Comme l’indique Frédéric Cavazza : “Les projets Web3 s’articulent autour d’une vision ou d’un projet auxquels des individus participent pour former des micro-communautés au sein desquelles existe le principe de partage de la valeur. Il ne suffit pas de lancer un projet reposant sur une blockchain, il faut aussi définir une vision ou ambition suffisamment légitime pour mobiliser les participants potentiels, mais également des modalités d’implication qui soient mutuellement profitables (à l’entreprise comme aux participants).”
Une future adoption déjà soumise à des défis
Bien qu’une future transition du web soit en train de s’opérer, cette dernière doit encore faire face à des challenges d’ordre technique ou encore juridique.
En voici trois :
1. La méconnaissance des technologies liées au Web3
Pour beaucoup d’utilisateurs, la technologie de blockchain n’est pas encore un principe largement répandu ou vraiment compris. Pour des novices ou personnes peu averties, la compréhension du fonctionnement de ce type de technologies pourrait s’avérer un premier frein à leur engagement total.

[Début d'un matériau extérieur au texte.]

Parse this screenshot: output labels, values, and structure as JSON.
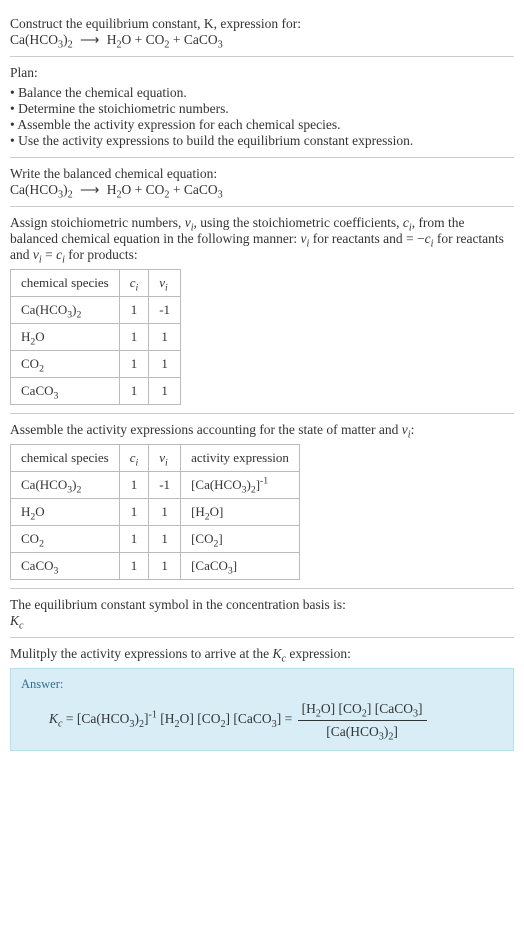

De plus, si les technologies liées au Web 3.0 sont orientées vers des systèmes aptes à prévenir les risques informatiques, ces dernières ne sont pas immunisées contre les failles de sécurité liées au manque de connaissance des utilisateurs. Si la décentralisation a pour but de responsabiliser ces derniers, elle peut aussi exposer les internautes moins informés à des escroqueries, comme en témoignent certaines expériences autour de l’utilisation des cryptomonnaies.
2. Des éléments techniques requis sans précédent
Les technologies associées au Web3 représentent un niveau de connectivité qui n’a jamais été vu auparavant sur Internet. À l’image de la blockchain, le matériel pouvant supporter son infrastructure se doit d’être adapté. Frédéric Cavazza le souligne :”Il y a […] un défi technique, car la blockchain est un authentique paradigme informatique qui demande de repenser le fonctionnement des applications et outils traditionnels.” Se pose donc sur le plan pratique la question de l’acquisition du type d’appareils requis pour pouvoir utiliser le Web3. Ce dernier pourrait être une barrière d’accès à cette technologie par le grand public et les petites structures.
3. Un concept gourmand en électricité
La problématique de l’impact environnemental est également une corollaire du développement des ces technologies : la structure actuelle de la blockchain peut impliquer une consommation importante d’électricité, comme en atteste également le minage des cryptomonnaies.
Le Web3, un potentiel encore à explorer
S’il offre des pistes de réflexion intéressantes pour le développement du rayon d’action des entreprises, le Web3 fait cependant face à des défis qu’il est primordial d’anticiper pour les entreprises.
Anthony Rochand met en exergue un point important quant aux challenges liés à l’adoption du Web3 : “Le défi le plus important pour l’adoption du Web 3 par les entreprises sera de faire accepter l’idée de décentralisation des données. Actuellement, une base de données centralisée est considérée comme la norme dans de nombreux secteurs d’activité. Pour que les entreprises fassent le grand saut dans le Web3, elles doivent pouvoir être certaines que la technologie utilisée est sûre, sécurisée et fiable.”
En passe de transformer le monde des entreprises, il peut être judicieux pour ces dernières d’examiner comment leur future organisation peut s’adapter à la transition vers le Web3.